Besides the systems now takes ages to boot and feels _very_ slow on usage now, i see lots of 
ata2.00: exception ..... frozen
                         (timeout)
and 
ata2: soft resetting link
(when those are shown the system (e.g. the bootup) pauses)
Further - only with pata_ali active - i get a warning after bootup that smart would report 66 unreadable sectors. But without libata i don't get this error.

Disabling libata (with hwprobe=-modules.pata) makes all those symptoms disappear (it then bootsup really fast without such errors).
Will attach more detailed info and logs soon.
Could we fix this or at least blacklist this controller?
Comment 1 Frank Seidel 2007-10-10 14:54:19 UTC
Created attachment 177452 [details]
lspci -v of nx9005
Comment 2 Frank Seidel 2007-10-10 14:54:49 UTC
Created attachment 177453 [details]
hwinfo --storage-ctrl of nx9005
Comment 3 Frank Seidel 2007-10-10 14:56:09 UTC
Created attachment 177454 [details]
dmesg of boot with 10.3-GM default kernel with "time" bootparameter given
Comment 4 Frank Seidel 2007-10-10 15:00:21 UTC
In the beginning those pauses are "just" about five seconds each:
---
[    2.604000] ata1.00: ATA-6: IC25N040ATMR04-0, MO2OAD5A, max UDMA/100
[    2.620000] ata1.00: 78140160 sectors, multi 16: LBA48 
[    2.652000] ata1.00: configured for UDMA/100
[    2.988000] ata2.00: ATAPI: HL-DT-STCD-RW/DVD DRIVE GCC-4241N, 0C29, max MWDMA2
[    3.176000] ata2.00: configured for MWDMA2
[    3.192000] scsi 0:0:0:0: Direct-Access     ATA      IC25N040ATMR04-0 MO2O PQ: 0 ANSI: 5
[    8.712000] ata2.00: exception Emask 0x0 SAct 0x0 SErr 0x0 action 0x2 frozen

---
but this one is really nasty.. especially as it happens always, on every bootup (while suspend/hibernate don't work yet) and it also seems to "pause" the system sometimes in between/while normal operation..
---
[   38.164000] ALSA sound/pci/ali5451/ali5451.c:1935: ali mixer 1 creating error.
[   63.800000] ata2.00: exception Emask 0x0 SAct 0x0 SErr 0x0 action 0x2 frozen
[   63.816000] ata2.00: cmd a0/01:00:00:00:00/00:00:00:00:00/a0 tag 0 cdb 0x5a data 128 in
[   63.816000]          res 40/00:03:00:00:20/00:00:00:00:00/a0 Emask 0x4 (timeout)
[   63.856000] ata2: soft resetting link
[   64.368000] ata2.00: configured for MWDMA1
[   64.384000] ata2: EH complete
[   94.404000] ata2.00: exception Emask 0x0 SAct 0x0 SErr 0x0 action 0x2 frozen
[   94.420000] ata2.00: cmd a0/01:00:00:00:00/00:00:00:00:00/a0 tag 0 cdb 0x5a data 128 in
[   94.420000]          res 40/00:03:00:00:20/00:00:00:00:00/a0 Emask 0x4 (timeout)
[   94.460000] ata2: soft resetting link
[   94.968000] ata2.00: configured for MWDMA1
[   94.984000] ata2: EH complete
[  125.004000] ata2.00: exception Emask 0x0 SAct 0x0 SErr 0x0 action 0x2 frozen
---
Comment 5 Frank Seidel 2007-10-10 15:01:56 UTC
We now have this machine available here.
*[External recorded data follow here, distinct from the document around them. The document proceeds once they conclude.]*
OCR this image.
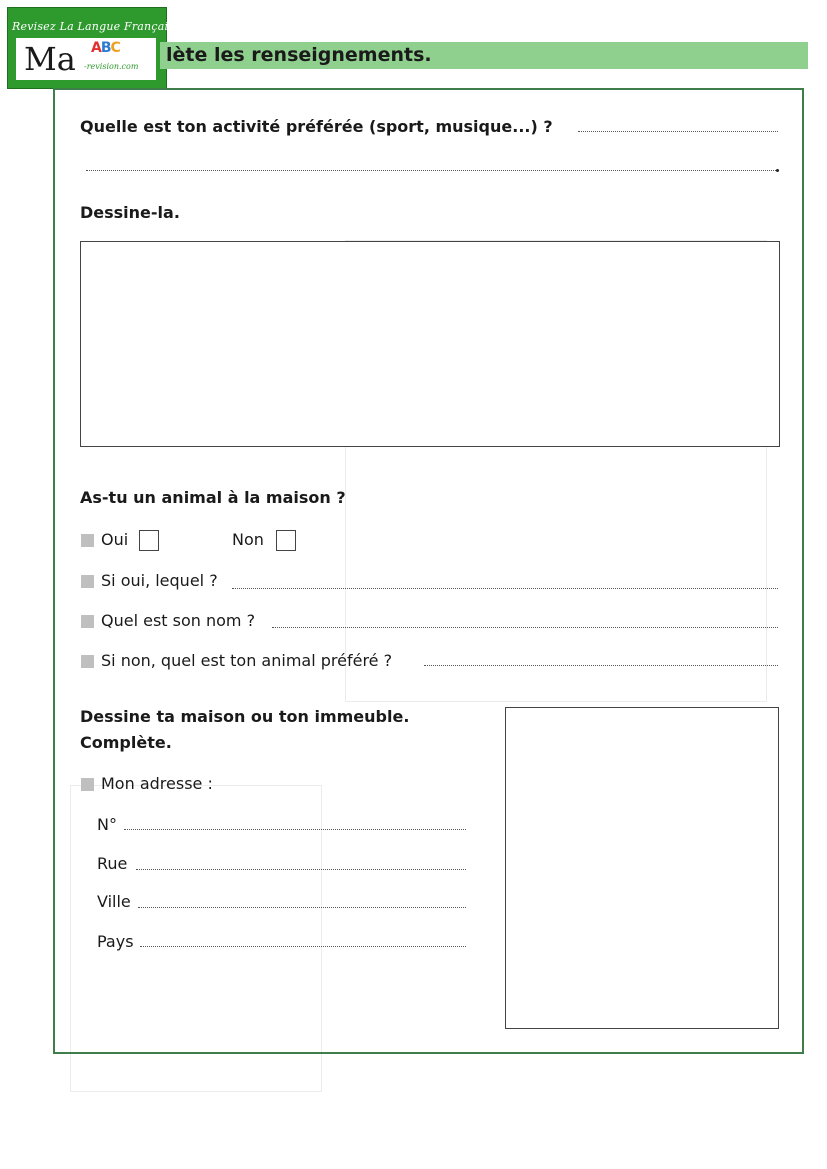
Revisez La Langue Française
Ma ABC
-revision.com
lète les renseignements.
Quelle est ton activité préférée (sport, musique...) ?
Dessine-la.
As-tu un animal à la maison ?
Oui	Non
Si oui, lequel ?
Quel est son nom ?
Si non, quel est ton animal préféré ?
Dessine ta maison ou ton immeuble.
Complète.
Mon adresse :
N°
Rue
Ville
Pays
Please let me know how i can help on this or if you'd need this machine so we could send it to you.
Comment 6 Tejun Heo 2007-10-11 02:07:51 UTC
Does kernel parameter "libata.pata_dma=1" help?
Comment 7 Frank Seidel 2007-10-11 08:51:52 UTC
Yes, absolutely. Booted with this parameter there are no more pauses, no ata exceptions and also the smart-warning is gone.
Comment 8 Frank Seidel 2007-10-11 08:53:19 UTC
Created attachment 177608 [details]
dmesg with libata.pata_dma=1 given on boot
Comment 9 Tejun Heo 2007-10-11 09:27:24 UTC
Thanks.  Can you post kernel boot log with IDE driver (brokenmodules=pata_ali or from SL102)?
Comment 10 Frank Seidel 2007-10-11 10:41:23 UTC
Created attachment 177638 [details]
bootlog with ali15x3 ide driver

A 10.2 installation wasn't on the system and brokenmodules=pata_ali didn't work on the 10.3 system to any reason (even with rebuilt initrd etc.),

but i got those boot messages out of a 10.3 rescue-system booted with brokenmodules=pata_ali
Comment 11 Tejun Heo 2007-10-11 11:45:13 UTC
And you can access ODD without any problem from the rescue boot, right?  libata currently has quite some problems with MWDMA devices on various drivers.  There definitely is something wrong with MWMDA handling but we don't know what yet.  I'll dig into the code.  Thanks.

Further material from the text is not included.